Что такое бюрократия?
Организованная бессмыслица. Упорядоченный хаос. Насильственная слаженность.
Принцип как таковой. Отрыв от реальности. Система, довлеющая сама себе.
Она сама себя уничтожает. Однако всегда лишь — когда уже слишком поздно.
Приказ гласил: до последнего человека. Но до этого не дошло. Благодаря русским.
Я навел порядок.
В содержимом своего вещмешка.
Навести порядок означает: расстаться со всем ненужным, лишним, подготовиться к грядущему.
Настоящее наведение порядка в высшей степени антибюрократично.
Антибюрократичность далась мне легко. Я попробовал свои силы в очень личных антибюрократических акциях протеста, к счастью, не замеченных моими начальниками, еще не сложившими полномочий. Я начал с того, что съел неприкосновенный запас.
Пускай теперь русские заботятся о моем пропитании.
Затем я прогнал мысль: что же будет после войны.
Это далось мне уже труднее.
Я и раньше не предавался мечтам о том, как вернусь домой героем и победителем, — чего не было, того не было. А вот об актерском училище при венском Бургтеатре я и впрямь мечтал, — мне ведь, бывшему ученику экспедитора, с четырнадцати лет пытавшемуся самоучкой писать пьесы, удалось блестяще выдержать приемный экзамен, подав пьесу по мотивам «Эгмонта», любовно отшлифованную в часы сравнительно спокойных дежурств у аппарата где-то между Черкассами и Кременчугом; но занавес опустился, опустился еще раньше — в день вторжения на советскую землю, железный занавес, занавес из чугуна и стали, made in Germany, отлитый в Германии, на заводах Крупна.
А еще была девушка нервивсевишниеразу, — мы познакомились во время последнего отпуска.
Вишни небось поспели, и, уж конечно, нашлось, кому их сорвать.
Но к тому времени, когда эти мысли стали мучить меня, она уже давно обратилась в пепел в огне фосфорных свеч, зажженных в феврале на дрезденских елках возмездия.
А я-то послал ей письмо, полное лжи о скорой и верной победе!
Что же теперь будет; что станет со мной, или конкретнее: что сделают с нами русские? Что претерпели советские пленные, — пусть не от меня, но от нас, — я знал; хоть и не все, но вполне достаточно.
Око за око, зуб за зуб…
«Староста, староста!» — как птицы, возгласы вспорхнули из-за колючей проволоки в пышущее беспощадным зноем небо того июльского дня 1941 года, сперва одиночные, они потом тысячекратно умножились, сгустились в грозовую тучу, в звучащее предзнаменование, повисшее в воздухе над загоном, огражденным колючей проволокой.
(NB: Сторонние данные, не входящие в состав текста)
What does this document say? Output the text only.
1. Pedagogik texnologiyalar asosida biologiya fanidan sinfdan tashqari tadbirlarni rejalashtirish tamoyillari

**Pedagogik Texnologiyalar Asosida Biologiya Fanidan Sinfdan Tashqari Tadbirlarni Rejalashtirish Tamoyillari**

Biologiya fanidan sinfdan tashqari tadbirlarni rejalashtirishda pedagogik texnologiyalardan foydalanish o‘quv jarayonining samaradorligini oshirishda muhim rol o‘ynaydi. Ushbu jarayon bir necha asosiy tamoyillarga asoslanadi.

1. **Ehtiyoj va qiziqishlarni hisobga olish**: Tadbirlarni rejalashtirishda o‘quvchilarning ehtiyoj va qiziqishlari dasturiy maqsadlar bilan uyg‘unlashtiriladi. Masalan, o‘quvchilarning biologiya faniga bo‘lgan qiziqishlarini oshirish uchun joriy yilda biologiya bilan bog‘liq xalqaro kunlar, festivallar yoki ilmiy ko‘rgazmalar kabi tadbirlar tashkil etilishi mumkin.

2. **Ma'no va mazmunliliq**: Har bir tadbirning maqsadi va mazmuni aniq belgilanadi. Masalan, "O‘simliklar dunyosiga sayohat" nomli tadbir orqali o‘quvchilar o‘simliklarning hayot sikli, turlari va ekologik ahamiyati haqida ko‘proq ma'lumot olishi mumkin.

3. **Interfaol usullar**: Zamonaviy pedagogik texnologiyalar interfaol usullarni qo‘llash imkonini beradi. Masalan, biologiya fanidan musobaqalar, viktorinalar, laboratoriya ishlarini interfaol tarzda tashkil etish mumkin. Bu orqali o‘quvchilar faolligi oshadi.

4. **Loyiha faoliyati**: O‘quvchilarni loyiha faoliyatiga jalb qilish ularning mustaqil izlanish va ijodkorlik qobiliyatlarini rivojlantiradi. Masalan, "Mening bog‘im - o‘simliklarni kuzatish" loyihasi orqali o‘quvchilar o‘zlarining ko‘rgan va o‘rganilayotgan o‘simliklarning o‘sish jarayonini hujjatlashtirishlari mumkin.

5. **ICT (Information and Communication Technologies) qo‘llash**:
По силе заключенного в них страдания их можно было сравнить разве только с пронзительной жалобой цветов и лошадей, гибнущих в черно-огненной буре войны, охватившей землю.
«Староста, староста!» Тот, к кому взывал многоголосый хор, заклиная о помощи и в порыве последнего отчаяния молитвенно протягивая руки, стоял в полной растерянности. Один из лагерных переводчиков отыскал его, председателя сельсовета, привез сюда и заявил тысячной толпе, что этот человек уладит все, что можно уладить.
Сотни записок, сложенных треугольниками писем, свертков с ценными вещами для родных, жен, матерей и невест тянулись, стремились, рвались к нему сквозь квадратные просветы в колючей проволоке; и в каждой руке, за каждым умоляющим жестом — судьба, горе, пропасть страданий, тоска по близким, по родине — и упрек ему, стоящему по ту сторону проволоки.
И все нарастал вопль, рвущийся, точно из стоединых уст, — многоголосый, трагический, взывающий: «Староста!»
Всем все равно не поможешь; да и что толку в такой помощи, дарованной милостью врага.
Но худым стариком, похоже, овладела одна-единственная мысль: «Где все, там и я. На миру и смерть красна». Он взглянул налево, взглянул направо и вдруг с отчаянной решимостью бросился вперед к ближайшей дыре в ограждении и протиснулся сквозь нее.
К нему тут же, не торопясь, направились охранники с дубинками в руках.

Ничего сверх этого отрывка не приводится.